Now that you have background knowledge regarding how Convolution Neural Networks (CNNs) work and how to build them using Keras, its time to practice those skills a little more independently in order to build a CNN (or ConvNet) on your own to solve a image recognition problem. In this lab, you'll practice building an image classifier from start to finish using a CNN.
In this lab you will:
- Load images from a hierarchical file structure using an image datagenerator
- Apply data augmentation to image files before training a neural network
- Build a CNN using Keras
- Visualize and evaluate the performance of CNN models
The data for this lab are a bunch of pictures of cats and dogs, and our task is to correctly classify a picture as one or the other. The original dataset is from Kaggle. We have downsampled this dataset in order to reduce training time for you when you design and fit your model to the data. ⏰ It is anticipated that this process will take approximately one hour to run on a standard machine, although times will vary depending on your particular computer and set up. At the end of this lab, you are welcome to try training on the complete dataset and observe the impact on the model's overall accuracy.

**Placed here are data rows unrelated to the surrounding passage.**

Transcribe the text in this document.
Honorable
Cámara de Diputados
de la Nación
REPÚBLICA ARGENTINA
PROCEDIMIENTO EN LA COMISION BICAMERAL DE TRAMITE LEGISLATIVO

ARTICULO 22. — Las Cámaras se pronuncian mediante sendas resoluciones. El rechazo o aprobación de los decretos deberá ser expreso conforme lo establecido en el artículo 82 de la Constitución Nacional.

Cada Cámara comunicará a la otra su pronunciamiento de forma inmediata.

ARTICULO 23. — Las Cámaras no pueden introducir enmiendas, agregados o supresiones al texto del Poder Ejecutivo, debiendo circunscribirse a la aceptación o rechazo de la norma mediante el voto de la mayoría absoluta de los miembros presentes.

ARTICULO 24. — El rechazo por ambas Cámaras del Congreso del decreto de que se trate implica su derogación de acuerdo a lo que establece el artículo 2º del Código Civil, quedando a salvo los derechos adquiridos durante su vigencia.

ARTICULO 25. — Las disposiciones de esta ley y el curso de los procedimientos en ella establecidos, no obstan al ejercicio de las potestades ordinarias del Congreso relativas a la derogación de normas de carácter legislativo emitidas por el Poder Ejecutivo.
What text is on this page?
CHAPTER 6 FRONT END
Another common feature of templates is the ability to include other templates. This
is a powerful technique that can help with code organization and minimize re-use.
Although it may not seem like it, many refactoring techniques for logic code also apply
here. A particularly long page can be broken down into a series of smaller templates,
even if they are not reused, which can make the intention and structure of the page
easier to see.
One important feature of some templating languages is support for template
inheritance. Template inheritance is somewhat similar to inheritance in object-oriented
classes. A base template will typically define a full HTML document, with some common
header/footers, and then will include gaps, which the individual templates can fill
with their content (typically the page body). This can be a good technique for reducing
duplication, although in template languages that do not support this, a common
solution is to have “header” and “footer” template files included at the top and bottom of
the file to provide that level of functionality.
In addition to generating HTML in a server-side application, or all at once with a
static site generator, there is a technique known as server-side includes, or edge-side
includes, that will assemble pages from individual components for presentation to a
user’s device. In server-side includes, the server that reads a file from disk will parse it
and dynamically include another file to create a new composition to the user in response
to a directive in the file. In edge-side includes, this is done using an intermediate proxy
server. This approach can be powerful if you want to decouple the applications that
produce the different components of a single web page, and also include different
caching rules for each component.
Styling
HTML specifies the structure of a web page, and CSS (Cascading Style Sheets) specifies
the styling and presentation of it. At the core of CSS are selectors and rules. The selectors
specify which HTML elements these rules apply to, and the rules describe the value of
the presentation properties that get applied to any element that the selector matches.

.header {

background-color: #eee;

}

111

You can find the initial downsampled dataset in a subdirectory, cats_dogs_downsampled, of this repository.
# Load the images
train_dir = 'cats_dogs_downsampled/train'
validation_dir = 'cats_dogs_downsampled/val/'
test_dir = 'cats_dogs_downsampled/test/'
# Set-up date time to track how long run time takes
import datetime
original_start = datetime.datetime.now()
start = datetime.datetime.now()
# Preprocess the images into tensors
# Rescale the data by 1/.255 and use binary_crossentropy loss
Now it's time to design your CNN using Keras. Remember a few things when doing this:
- You should alternate convolutional and pooling layers
- You should have later layers have a larger number of parameters in order to detect more abstract patterns
- Add some final dense layers to add a classifier to the convolutional base
- Compile this model
# Design the model
# Note: You may get a comment from tf regarding your kernel. This is not a warning per se, but rather informational.
# Compile the model
Remember that training deep networks is resource intensive: depending on the size of the data, even a CNN with 3-4 successive convolutional and pooling layers is apt to take a hours to train on a high end laptop. See the code chunk below to see how long it took to run your model.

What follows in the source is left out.